There are a dizzying amount of opportunities ahead of them—and untold effects on the American public when environmental protections are dismantled. Agencies could begin to act more cautiously for fear of lawsuits, a trend that, as Blanchard’s organization points out, could have devastating effects during a crisis like the current avian flu epidemic, when entities like the Department of Agriculture and Centers for Disease Control and Prevention need to work together. The Supreme Court has already agreed to hear a case next year reconsidering denied approvals for a crude oil railway, and its decision could do away with how the government calculates potential fossil fuel emissions associated with infrastructure projects.

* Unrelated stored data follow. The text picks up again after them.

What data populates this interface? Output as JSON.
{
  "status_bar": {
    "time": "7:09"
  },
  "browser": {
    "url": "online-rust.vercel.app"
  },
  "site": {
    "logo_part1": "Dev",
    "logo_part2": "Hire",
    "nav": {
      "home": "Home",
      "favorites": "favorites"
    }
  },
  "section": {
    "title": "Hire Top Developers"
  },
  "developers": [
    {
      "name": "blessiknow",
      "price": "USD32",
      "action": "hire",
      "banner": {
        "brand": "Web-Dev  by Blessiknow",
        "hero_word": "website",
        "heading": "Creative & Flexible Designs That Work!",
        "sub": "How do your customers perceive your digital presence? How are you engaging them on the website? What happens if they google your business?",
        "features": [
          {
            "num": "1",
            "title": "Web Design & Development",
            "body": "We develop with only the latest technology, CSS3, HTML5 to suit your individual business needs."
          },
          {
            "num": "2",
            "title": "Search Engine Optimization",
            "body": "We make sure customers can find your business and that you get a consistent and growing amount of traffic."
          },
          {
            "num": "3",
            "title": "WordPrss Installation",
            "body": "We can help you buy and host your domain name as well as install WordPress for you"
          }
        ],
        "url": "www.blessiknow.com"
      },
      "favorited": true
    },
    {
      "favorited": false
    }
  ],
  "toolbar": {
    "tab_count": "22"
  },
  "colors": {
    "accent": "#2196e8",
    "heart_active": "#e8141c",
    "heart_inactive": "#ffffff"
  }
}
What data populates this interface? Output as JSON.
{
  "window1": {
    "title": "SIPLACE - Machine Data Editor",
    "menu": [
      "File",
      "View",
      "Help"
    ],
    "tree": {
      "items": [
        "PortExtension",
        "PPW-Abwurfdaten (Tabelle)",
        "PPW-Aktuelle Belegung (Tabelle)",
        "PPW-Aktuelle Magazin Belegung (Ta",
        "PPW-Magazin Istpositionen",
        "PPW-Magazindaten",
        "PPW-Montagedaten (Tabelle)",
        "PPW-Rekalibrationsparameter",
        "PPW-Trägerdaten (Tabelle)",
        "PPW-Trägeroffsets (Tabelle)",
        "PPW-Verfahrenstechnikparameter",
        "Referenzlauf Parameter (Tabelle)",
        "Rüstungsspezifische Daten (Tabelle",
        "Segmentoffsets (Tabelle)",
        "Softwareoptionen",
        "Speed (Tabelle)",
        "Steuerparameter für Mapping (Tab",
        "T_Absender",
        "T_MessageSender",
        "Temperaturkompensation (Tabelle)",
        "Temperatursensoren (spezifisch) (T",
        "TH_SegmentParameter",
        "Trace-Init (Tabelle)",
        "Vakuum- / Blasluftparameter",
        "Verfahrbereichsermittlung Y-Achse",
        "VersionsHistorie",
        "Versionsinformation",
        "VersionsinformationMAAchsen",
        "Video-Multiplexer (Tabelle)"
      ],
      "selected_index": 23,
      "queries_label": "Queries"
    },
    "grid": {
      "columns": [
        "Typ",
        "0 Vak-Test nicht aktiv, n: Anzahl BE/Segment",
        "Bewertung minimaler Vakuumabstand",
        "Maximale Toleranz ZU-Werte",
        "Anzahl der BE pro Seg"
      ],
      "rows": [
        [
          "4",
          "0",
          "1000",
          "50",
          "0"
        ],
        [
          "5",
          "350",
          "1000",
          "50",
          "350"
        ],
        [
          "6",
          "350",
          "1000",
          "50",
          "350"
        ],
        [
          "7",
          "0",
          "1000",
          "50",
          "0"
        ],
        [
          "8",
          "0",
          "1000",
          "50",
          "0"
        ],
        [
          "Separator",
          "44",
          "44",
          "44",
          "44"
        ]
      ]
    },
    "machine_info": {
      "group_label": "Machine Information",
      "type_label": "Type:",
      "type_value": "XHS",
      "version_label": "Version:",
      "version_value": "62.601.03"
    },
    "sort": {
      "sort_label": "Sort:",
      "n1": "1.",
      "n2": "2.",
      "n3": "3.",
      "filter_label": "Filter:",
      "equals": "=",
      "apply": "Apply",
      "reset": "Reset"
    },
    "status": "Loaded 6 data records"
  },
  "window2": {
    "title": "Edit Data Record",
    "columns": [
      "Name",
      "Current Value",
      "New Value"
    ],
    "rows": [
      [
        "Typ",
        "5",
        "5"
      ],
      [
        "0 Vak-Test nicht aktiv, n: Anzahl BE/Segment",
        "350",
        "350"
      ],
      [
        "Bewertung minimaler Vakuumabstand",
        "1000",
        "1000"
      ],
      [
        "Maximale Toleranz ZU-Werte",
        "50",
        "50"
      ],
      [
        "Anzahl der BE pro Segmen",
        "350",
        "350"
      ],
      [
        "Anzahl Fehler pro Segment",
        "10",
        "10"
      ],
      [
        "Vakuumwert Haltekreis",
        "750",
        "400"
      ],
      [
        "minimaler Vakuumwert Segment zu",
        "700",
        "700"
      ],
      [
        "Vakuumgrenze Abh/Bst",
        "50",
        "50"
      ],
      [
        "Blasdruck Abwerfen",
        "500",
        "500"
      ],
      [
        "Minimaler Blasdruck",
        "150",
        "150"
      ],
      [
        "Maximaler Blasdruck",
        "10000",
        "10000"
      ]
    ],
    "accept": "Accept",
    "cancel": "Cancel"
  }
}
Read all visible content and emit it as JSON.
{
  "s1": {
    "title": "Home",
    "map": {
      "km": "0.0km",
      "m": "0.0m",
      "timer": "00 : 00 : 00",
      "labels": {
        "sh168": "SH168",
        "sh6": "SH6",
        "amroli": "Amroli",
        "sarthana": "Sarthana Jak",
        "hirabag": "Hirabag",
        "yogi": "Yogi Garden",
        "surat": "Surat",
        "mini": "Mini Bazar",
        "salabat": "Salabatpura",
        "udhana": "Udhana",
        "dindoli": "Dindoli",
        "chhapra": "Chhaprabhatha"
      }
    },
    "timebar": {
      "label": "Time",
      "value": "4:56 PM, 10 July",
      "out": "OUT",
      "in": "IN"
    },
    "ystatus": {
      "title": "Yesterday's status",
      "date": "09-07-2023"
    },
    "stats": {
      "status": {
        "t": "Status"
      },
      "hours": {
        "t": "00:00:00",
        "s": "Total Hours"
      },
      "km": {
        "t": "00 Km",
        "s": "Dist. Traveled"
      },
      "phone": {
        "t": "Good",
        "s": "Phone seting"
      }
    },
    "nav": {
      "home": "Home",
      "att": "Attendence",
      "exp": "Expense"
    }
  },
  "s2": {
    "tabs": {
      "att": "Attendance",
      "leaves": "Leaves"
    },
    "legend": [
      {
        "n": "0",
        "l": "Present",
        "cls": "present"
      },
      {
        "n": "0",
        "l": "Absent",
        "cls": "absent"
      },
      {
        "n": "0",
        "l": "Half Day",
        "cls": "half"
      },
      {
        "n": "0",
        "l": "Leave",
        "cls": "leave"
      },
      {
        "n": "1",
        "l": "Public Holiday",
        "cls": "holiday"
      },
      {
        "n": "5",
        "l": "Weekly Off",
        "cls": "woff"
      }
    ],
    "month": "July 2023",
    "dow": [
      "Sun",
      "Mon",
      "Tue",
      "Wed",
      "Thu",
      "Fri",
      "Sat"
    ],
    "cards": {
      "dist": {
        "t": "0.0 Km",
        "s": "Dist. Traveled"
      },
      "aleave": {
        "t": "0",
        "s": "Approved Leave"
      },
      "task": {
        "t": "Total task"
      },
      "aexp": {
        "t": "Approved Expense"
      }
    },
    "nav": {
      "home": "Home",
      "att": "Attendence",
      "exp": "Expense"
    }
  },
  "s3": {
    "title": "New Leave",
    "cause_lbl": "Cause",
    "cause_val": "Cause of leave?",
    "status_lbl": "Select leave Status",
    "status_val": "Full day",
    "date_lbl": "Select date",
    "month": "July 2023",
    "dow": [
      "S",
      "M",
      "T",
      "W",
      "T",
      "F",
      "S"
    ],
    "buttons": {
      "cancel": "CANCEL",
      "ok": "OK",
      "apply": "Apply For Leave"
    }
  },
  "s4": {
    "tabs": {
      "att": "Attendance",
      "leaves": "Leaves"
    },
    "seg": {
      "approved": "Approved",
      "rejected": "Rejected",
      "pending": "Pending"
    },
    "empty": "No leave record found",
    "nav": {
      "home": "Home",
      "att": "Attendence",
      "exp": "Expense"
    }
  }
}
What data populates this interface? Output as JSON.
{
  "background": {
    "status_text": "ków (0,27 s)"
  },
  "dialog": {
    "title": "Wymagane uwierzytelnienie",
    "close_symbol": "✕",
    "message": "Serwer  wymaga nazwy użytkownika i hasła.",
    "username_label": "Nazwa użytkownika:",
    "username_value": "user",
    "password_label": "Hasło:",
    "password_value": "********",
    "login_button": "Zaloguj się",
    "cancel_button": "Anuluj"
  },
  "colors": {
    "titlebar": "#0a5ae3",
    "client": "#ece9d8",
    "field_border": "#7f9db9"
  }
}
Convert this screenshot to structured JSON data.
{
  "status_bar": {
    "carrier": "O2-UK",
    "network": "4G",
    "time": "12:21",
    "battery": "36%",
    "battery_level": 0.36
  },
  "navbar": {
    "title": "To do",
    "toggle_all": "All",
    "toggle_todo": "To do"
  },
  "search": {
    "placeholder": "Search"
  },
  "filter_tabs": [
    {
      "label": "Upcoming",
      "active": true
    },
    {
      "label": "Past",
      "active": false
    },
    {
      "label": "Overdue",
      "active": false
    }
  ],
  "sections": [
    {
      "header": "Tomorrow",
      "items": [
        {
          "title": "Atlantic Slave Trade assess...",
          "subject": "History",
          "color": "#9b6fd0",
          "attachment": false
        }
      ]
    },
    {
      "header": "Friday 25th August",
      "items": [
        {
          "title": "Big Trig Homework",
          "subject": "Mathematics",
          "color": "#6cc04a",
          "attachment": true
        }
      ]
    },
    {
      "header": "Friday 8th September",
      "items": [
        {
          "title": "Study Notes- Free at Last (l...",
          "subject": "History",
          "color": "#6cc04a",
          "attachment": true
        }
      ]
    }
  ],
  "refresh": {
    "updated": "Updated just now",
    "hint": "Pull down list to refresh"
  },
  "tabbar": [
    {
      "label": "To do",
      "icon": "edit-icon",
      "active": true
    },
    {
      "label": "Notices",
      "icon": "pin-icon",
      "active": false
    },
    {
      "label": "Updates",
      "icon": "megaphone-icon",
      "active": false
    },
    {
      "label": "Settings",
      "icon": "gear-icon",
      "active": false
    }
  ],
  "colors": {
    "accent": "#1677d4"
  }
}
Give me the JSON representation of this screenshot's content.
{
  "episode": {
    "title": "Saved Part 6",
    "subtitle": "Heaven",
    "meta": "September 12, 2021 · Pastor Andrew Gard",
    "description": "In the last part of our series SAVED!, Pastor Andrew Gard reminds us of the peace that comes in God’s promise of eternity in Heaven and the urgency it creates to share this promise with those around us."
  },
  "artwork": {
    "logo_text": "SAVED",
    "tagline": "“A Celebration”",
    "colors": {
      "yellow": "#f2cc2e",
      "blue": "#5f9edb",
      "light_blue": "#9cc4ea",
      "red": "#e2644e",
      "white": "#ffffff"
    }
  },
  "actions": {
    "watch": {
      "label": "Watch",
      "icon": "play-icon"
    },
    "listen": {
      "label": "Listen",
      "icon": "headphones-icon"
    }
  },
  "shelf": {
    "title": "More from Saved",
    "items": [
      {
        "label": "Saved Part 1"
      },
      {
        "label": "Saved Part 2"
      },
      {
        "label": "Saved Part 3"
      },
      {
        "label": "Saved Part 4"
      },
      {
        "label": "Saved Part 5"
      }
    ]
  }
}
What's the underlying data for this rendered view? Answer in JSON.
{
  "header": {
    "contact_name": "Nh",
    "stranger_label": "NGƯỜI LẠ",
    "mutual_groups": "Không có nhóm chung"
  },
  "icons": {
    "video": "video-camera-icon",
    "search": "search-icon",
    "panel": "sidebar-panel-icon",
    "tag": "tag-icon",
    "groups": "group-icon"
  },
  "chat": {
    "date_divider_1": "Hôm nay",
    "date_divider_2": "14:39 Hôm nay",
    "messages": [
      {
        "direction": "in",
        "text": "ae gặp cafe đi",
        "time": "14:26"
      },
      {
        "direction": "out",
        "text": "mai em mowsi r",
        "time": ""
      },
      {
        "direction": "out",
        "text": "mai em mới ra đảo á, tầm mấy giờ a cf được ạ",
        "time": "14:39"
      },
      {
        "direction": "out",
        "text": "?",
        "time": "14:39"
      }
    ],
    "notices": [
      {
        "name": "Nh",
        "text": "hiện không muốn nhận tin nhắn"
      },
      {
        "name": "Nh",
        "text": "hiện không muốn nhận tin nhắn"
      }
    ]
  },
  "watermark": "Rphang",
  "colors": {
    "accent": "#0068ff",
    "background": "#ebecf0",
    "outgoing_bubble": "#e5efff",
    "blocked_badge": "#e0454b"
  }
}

“We have by no means seen the end of the assault on the administrative state—which is environmental law,” said Parenteau. “Environmental law is the administrative state.”

Parenteau said that although the Clean Air and Clean Water acts are likely to be the first targets of proponents of Chevron’s demise, conservative towns and cities could eventually decide to take new federal regulations intended to protect the public from “forever chemicals,” or PFAS, to court. “The costs of monitoring and testing for those PFAS chemicals in the parts per trillion is going to be exorbitant,” he said. “My guess is there’s going to be a real pushback as these rules start to take effect.”

For Leo’s part, he has already signaled where he intends to turn next. In recent months, his network has launched public and private campaigns to persuade the Supreme Court to take up a case involving the city and county of Honolulu’s suit against a handful of fossil fuel companies, one of dozens of such climate suits being launched across the country. If the conservative court decides to hear the case, it’s likely to deal a blow to one of the newest strategies to hold Big Oil accountable—and one of the last remaining lines of defense for a nation that’s rapidly losing its ability to make polluters pay to clean up their messes.